Taking the more common, Perl semantics, /[ab]./ means the target string contains a sequence consisting of an 'a' or 'b' followed by at least one (non-line separator) character. In other words, at ANY point, the condition is TRUE. The inverse of that statement is, at EVERY point the condition is FALSE. That means, before you consume each character, you perform a negative lookahead to confirm that the character isn't the beginning of a matching sequence:
(?![ab].).
And you have to examine every character, so the regex has to be anchored at both ends:
/^(?:(?![ab].).)*$/
That's the general idea, but I don't think it's possible to invert every regex--not when the original regexes can include positive and negative lookarounds, reluctant and possessive quantifiers, and who-knows-what.
You can invert the character set by writing a ^ at the start ([^…]).
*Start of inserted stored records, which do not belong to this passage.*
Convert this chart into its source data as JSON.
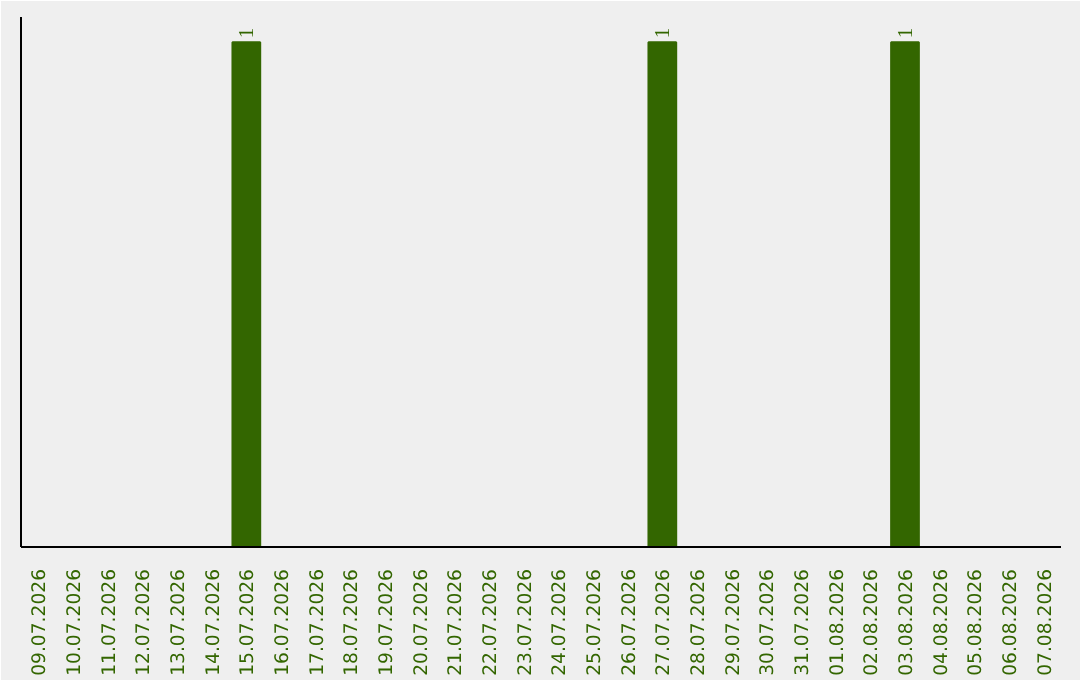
{
  "chart_data": {
    "type": "bar",
    "categories": [
      "09.07.2026",
      "10.07.2026",
      "11.07.2026",
      "12.07.2026",
      "13.07.2026",
      "14.07.2026",
      "15.07.2026",
      "16.07.2026",
      "17.07.2026",
      "18.07.2026",
      "19.07.2026",
      "20.07.2026",
      "21.07.2026",
      "22.07.2026",
      "23.07.2026",
      "24.07.2026",
      "25.07.2026",
      "26.07.2026",
      "27.07.2026",
      "28.07.2026",
      "29.07.2026",
      "30.07.2026",
      "31.07.2026",
      "01.08.2026",
      "02.08.2026",
      "03.08.2026",
      "04.08.2026",
      "05.08.2026",
      "06.08.2026",
      "07.08.2026"
    ],
    "values": [
      0,
      0,
      0,
      0,
      0,
      0,
      1,
      0,
      0,
      0,
      0,
      0,
      0,
      0,
      0,
      0,
      0,
      0,
      1,
      0,
      0,
      0,
      0,
      0,
      0,
      1,
      0,
      0,
      0,
      0
    ],
    "value_labels": [
      null,
      null,
      null,
      null,
      null,
      null,
      "1",
      null,
      null,
      null,
      null,
      null,
      null,
      null,
      null,
      null,
      null,
      null,
      "1",
      null,
      null,
      null,
      null,
      null,
      null,
      "1",
      null,
      null,
      null,
      null
    ],
    "color": "#336600",
    "grid": false
  }
}
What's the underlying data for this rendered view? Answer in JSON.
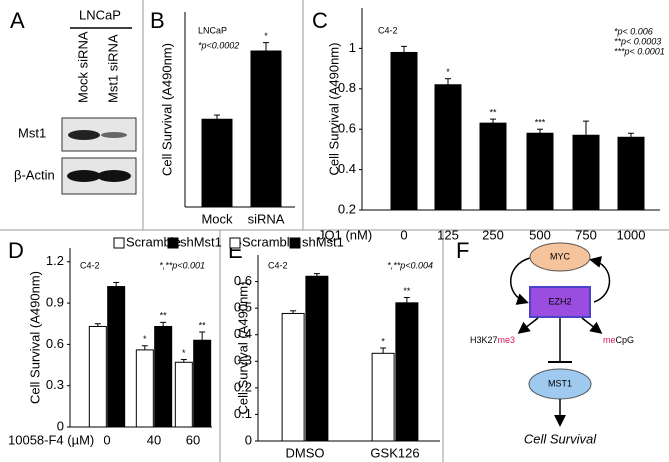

So the opposite expression of [ab] (match either a or b) is [^ab] (match neither a nor b).
But the more complex your expression gets, the more complex is the complementary expression too. An example:
You want to match the literal foo. An expression, that does match anything else but a string that contains foo would have to match either
any string that’s shorter than foo (^.{0,2}$), or
any three characters long string that’s not foo (^([^f]..|f[^o].|fo[^o])$), or
any longer string that does not contain foo.
All together this may work:
^[^fo]*(f+($|[^o]|o($|[^fo]*)))*$
But note: This does only apply to foo.
You can also do this (in python) by using re.split, and splitting based on your regular expression, thus returning all the parts that don't match the regex, how to find the converse of a regex
In perl you can anti-match with $string !~ /regex/;.
With grep, you can use --invert-match or -v.
Java Regexps have an interesting way of doing this (can test here) where you can create a greedy optional match for the string you want, and then match data after it. If the greedy match fails, it's optional so it doesn't matter, if it succeeds, it needs some extra data to match the second expression and so fails.
It looks counter-intuitive, but works.
Eg (foo)?+.+ matches bar, foox and xfoo but won't match foo (or an empty string).
It might be possible in other dialects, but couldn't get it to work myself (they seem more willing to backtrack if the second match fails?)